At the conference on gender imbalance at birth, deputy prime minister Nguyen Thien Nhan said the problem was an "urgent" issue in need of solutions.
The imbalance resulted from Vietnamese families' traditional preference for sons over daughters.
According to a report released at the conference, an imbalance in sex ratios at birth occurred later in Vietnam than in other countries, but at a much faster speed over the past six years.
Nationwide sex ratios at birth in the first three months this year were 112.3 males per 100 females, with a higher imbalance among richer groups, it said.
Most cities and provinces had imbalanced sex ratios at birth in 2011, except for the Central Highlands and north-central and central coast regions.
The sex ratios at birth in 2011 were also high in northern provinces with some exceeding the 120/100 ratio like Hai Duong, Nam Dinh, Thanh Hoa, Lao Cai, Lang Son and Bac Ninh.
The north central province of Quang Binh topped last year's list at 127 males per 100 females.
At the conference, deputy health minister Nguyen Viet Tien warned that the ratios will increase to more than 125/100 by 2020 and continue to increase through at least 2050, unless active interventions are taken to slow down the increase.
With the current pace, the number of males will be by 12 percent more than females among people under 50 years old, equal to 2.3-4.3 million persons.

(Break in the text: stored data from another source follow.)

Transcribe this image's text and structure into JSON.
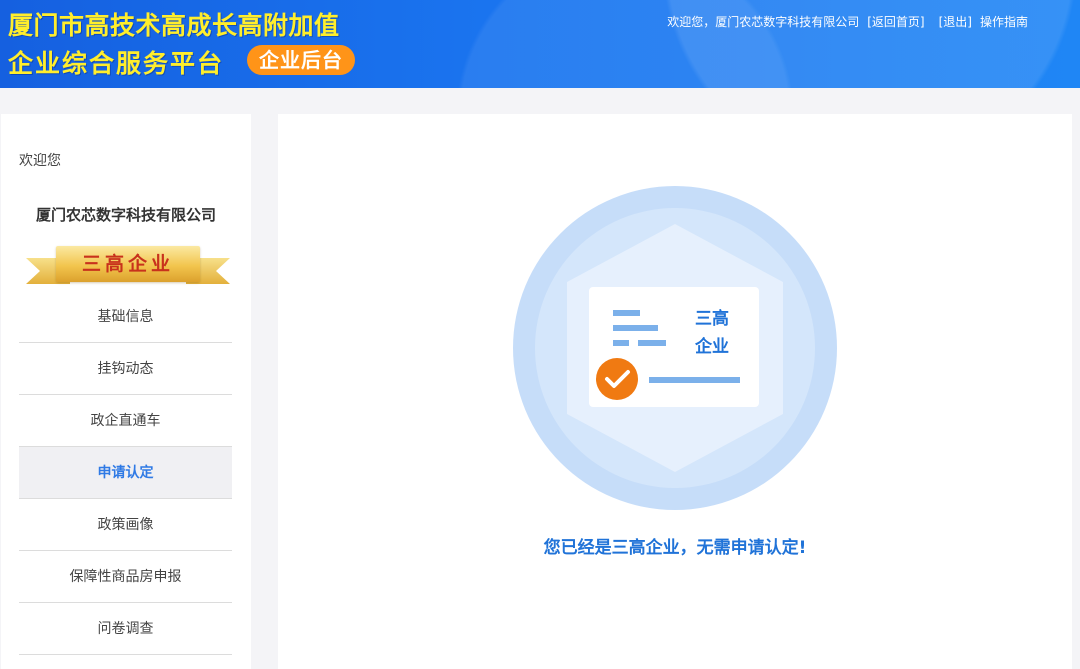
{
  "header": {
    "title_line1": "厦门市高技术高成长高附加值",
    "title_line2": "企业综合服务平台",
    "badge": "企业后台",
    "nav": {
      "greeting": "欢迎您，厦门农芯数字科技有限公司",
      "home_link": "[返回首页]",
      "logout_link": "[退出]",
      "guide_link": "操作指南"
    }
  },
  "sidebar": {
    "welcome": "欢迎您",
    "company": "厦门农芯数字科技有限公司",
    "ribbon": "三高企业",
    "items": [
      {
        "label": "基础信息"
      },
      {
        "label": "挂钩动态"
      },
      {
        "label": "政企直通车"
      },
      {
        "label": "申请认定",
        "active": true
      },
      {
        "label": "政策画像"
      },
      {
        "label": "保障性商品房申报"
      },
      {
        "label": "问卷调查"
      }
    ]
  },
  "main": {
    "card_text_line1": "三高",
    "card_text_line2": "企业",
    "message": "您已经是三高企业，无需申请认定!"
  },
  "colors": {
    "header_blue": "#1a74ef",
    "title_yellow": "#ffee2c",
    "badge_orange": "#ff9418",
    "accent_blue": "#2f7ae5",
    "check_orange": "#f07a12"
  }
}
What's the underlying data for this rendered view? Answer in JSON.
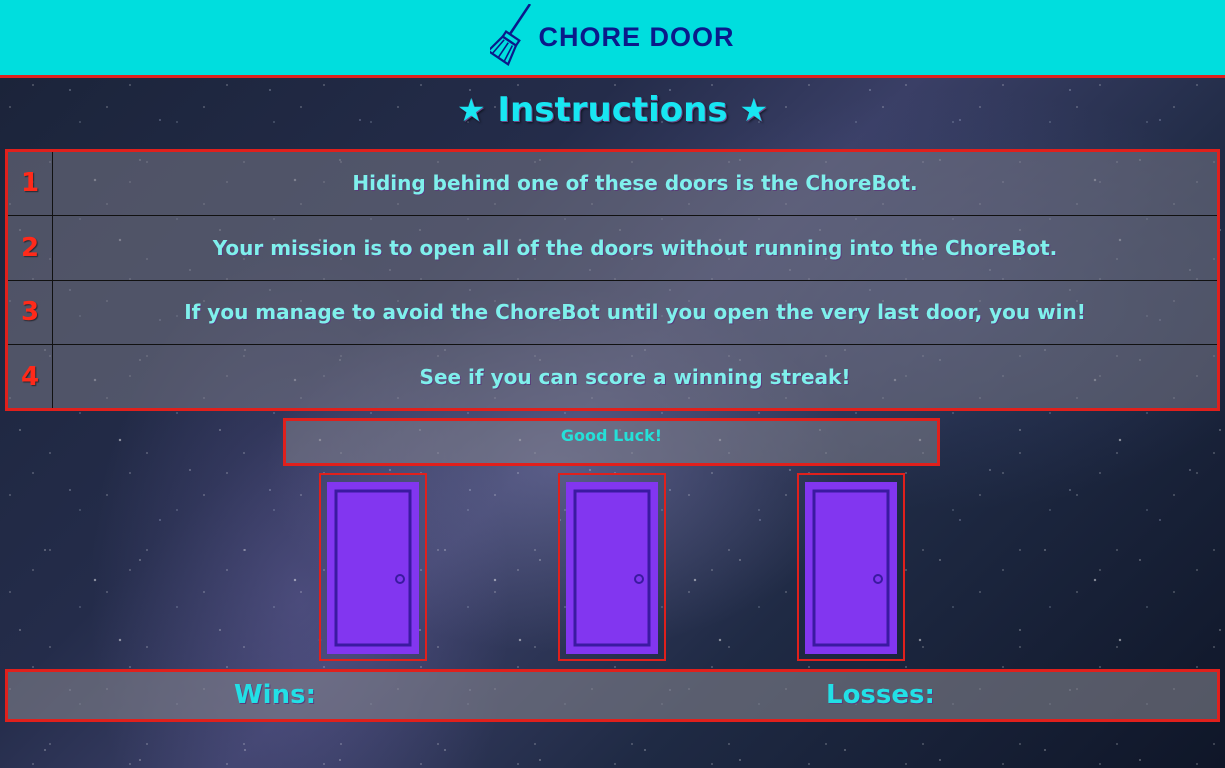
{
  "header": {
    "icon": "broom-icon",
    "title": "CHORE DOOR"
  },
  "instructions": {
    "title": "Instructions",
    "star_glyph": "★",
    "steps": [
      {
        "num": "1",
        "text": "Hiding behind one of these doors is the ChoreBot."
      },
      {
        "num": "2",
        "text": "Your mission is to open all of the doors without running into the ChoreBot."
      },
      {
        "num": "3",
        "text": "If you manage to avoid the ChoreBot until you open the very last door, you win!"
      },
      {
        "num": "4",
        "text": "See if you can score a winning streak!"
      }
    ]
  },
  "status": {
    "message": "Good Luck!"
  },
  "doors": [
    {
      "icon": "door-icon"
    },
    {
      "icon": "door-icon"
    },
    {
      "icon": "door-icon"
    }
  ],
  "score": {
    "wins_label": "Wins:",
    "losses_label": "Losses:"
  },
  "colors": {
    "header_bg": "#00dede",
    "accent_border": "#e0201c",
    "door_fill": "#8236f0",
    "door_outline": "#3a1aa0",
    "heading_text": "#18e6f2",
    "title_text": "#0a1a8a",
    "step_number": "#ff2a1a"
  }
}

Many experts at the conference warned that the consequences of the gender imbalance -- such as increases in human trafficking, prostitution and sex crimes -- would threaten sustainable development.
Duong Quoc Trong, director of the Department for Population and Family Planning, said it would be difficult to maintain a gender balance in the near future.

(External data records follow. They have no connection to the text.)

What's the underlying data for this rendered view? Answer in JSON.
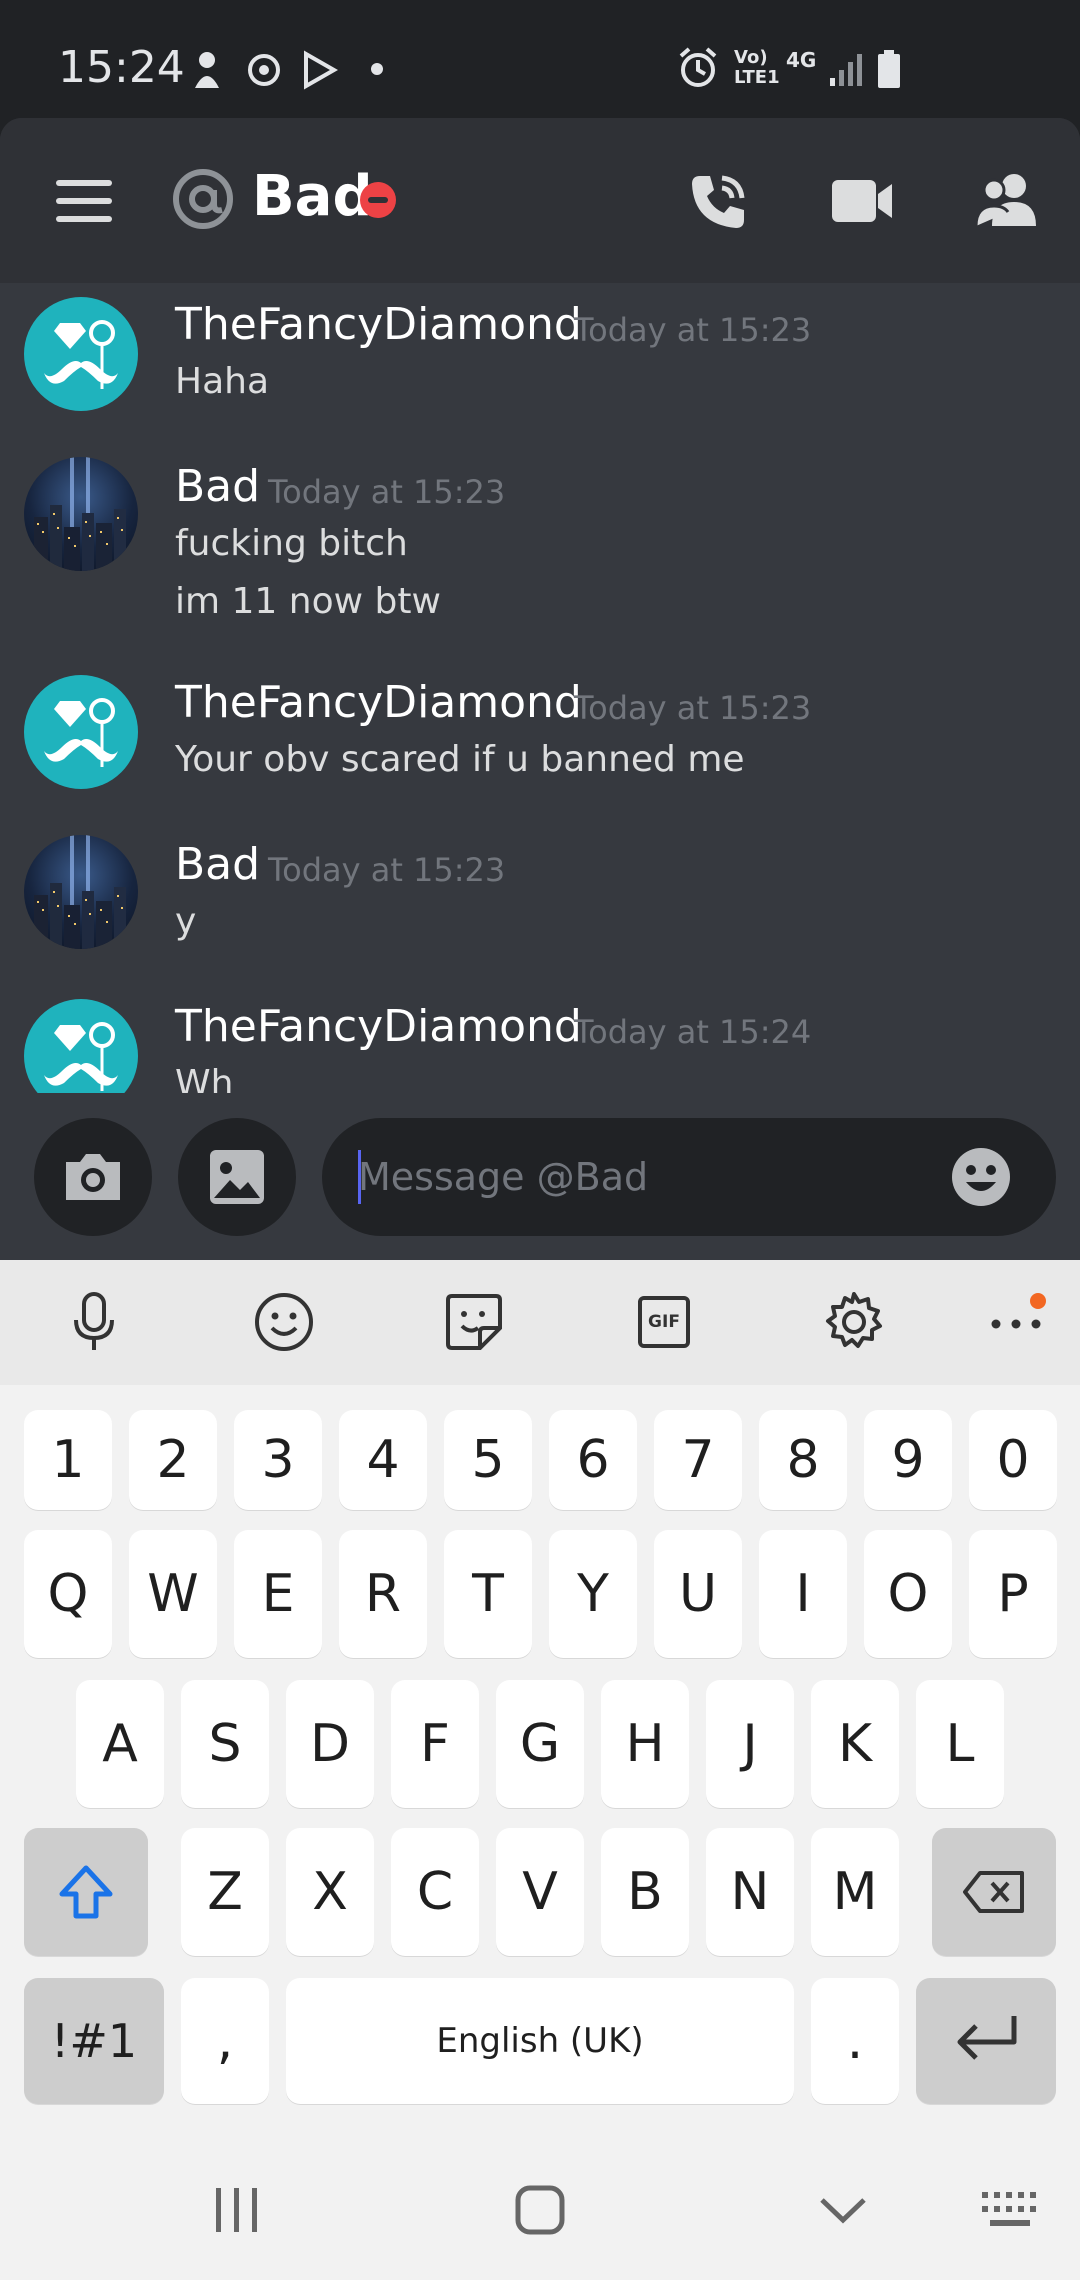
{
  "status_bar": {
    "time": "15:24",
    "network_label_top": "Vo)",
    "network_label_bottom": "LTE1",
    "network_type": "4G",
    "icons": [
      "notification-icon",
      "app-icon",
      "play-store-icon",
      "dot-icon",
      "alarm-icon",
      "signal-icon",
      "battery-icon"
    ]
  },
  "header": {
    "title": "Bad",
    "status": "do-not-disturb",
    "icons": [
      "menu-icon",
      "at-icon",
      "call-icon",
      "video-icon",
      "members-icon"
    ]
  },
  "messages": [
    {
      "author": "TheFancyDiamond",
      "time": "Today at 15:23",
      "lines": [
        "Haha"
      ],
      "avatar": "diamond"
    },
    {
      "author": "Bad",
      "time": "Today at 15:23",
      "lines": [
        "fucking bitch",
        "im 11 now btw"
      ],
      "avatar": "city"
    },
    {
      "author": "TheFancyDiamond",
      "time": "Today at 15:23",
      "lines": [
        "Your obv scared if u banned me"
      ],
      "avatar": "diamond"
    },
    {
      "author": "Bad",
      "time": "Today at 15:23",
      "lines": [
        "y"
      ],
      "avatar": "city"
    },
    {
      "author": "TheFancyDiamond",
      "time": "Today at 15:24",
      "lines": [
        "Wh"
      ],
      "avatar": "diamond"
    }
  ],
  "composer": {
    "placeholder": "Message @Bad"
  },
  "keyboard": {
    "toolbar": [
      "mic-icon",
      "emoji-icon",
      "sticker-icon",
      "gif-icon",
      "settings-icon",
      "more-icon"
    ],
    "gif_label": "GIF",
    "row_numbers": [
      "1",
      "2",
      "3",
      "4",
      "5",
      "6",
      "7",
      "8",
      "9",
      "0"
    ],
    "row1": [
      "Q",
      "W",
      "E",
      "R",
      "T",
      "Y",
      "U",
      "I",
      "O",
      "P"
    ],
    "row2": [
      "A",
      "S",
      "D",
      "F",
      "G",
      "H",
      "J",
      "K",
      "L"
    ],
    "row3": [
      "Z",
      "X",
      "C",
      "V",
      "B",
      "N",
      "M"
    ],
    "symbols_label": "!#1",
    "comma": ",",
    "space_label": "English (UK)",
    "period": "."
  },
  "colors": {
    "accent": "#5865f2",
    "dnd": "#ed4245",
    "diamond_avatar": "#1fb3bd",
    "shift_blue": "#1a73e8",
    "kb_notification": "#f26722"
  }
}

First, the imbalance must not exceed 133 males per 100 females by 2015 and 115/100 by 2020, he said.
He said the main reason for the imbalance was gender selection among parents as there were not enough measures in place to enforce laws against this practice, which is particularly rampant at private clinics.
So far, only two clinics in Hung Yen have fined after some reporters recorded their violations, he said.
Throng urged that people's awareness of the gender balance needed to be heightened.
But the VND123 billion in funds for population propaganda have been cut and the future is uncertain, he said.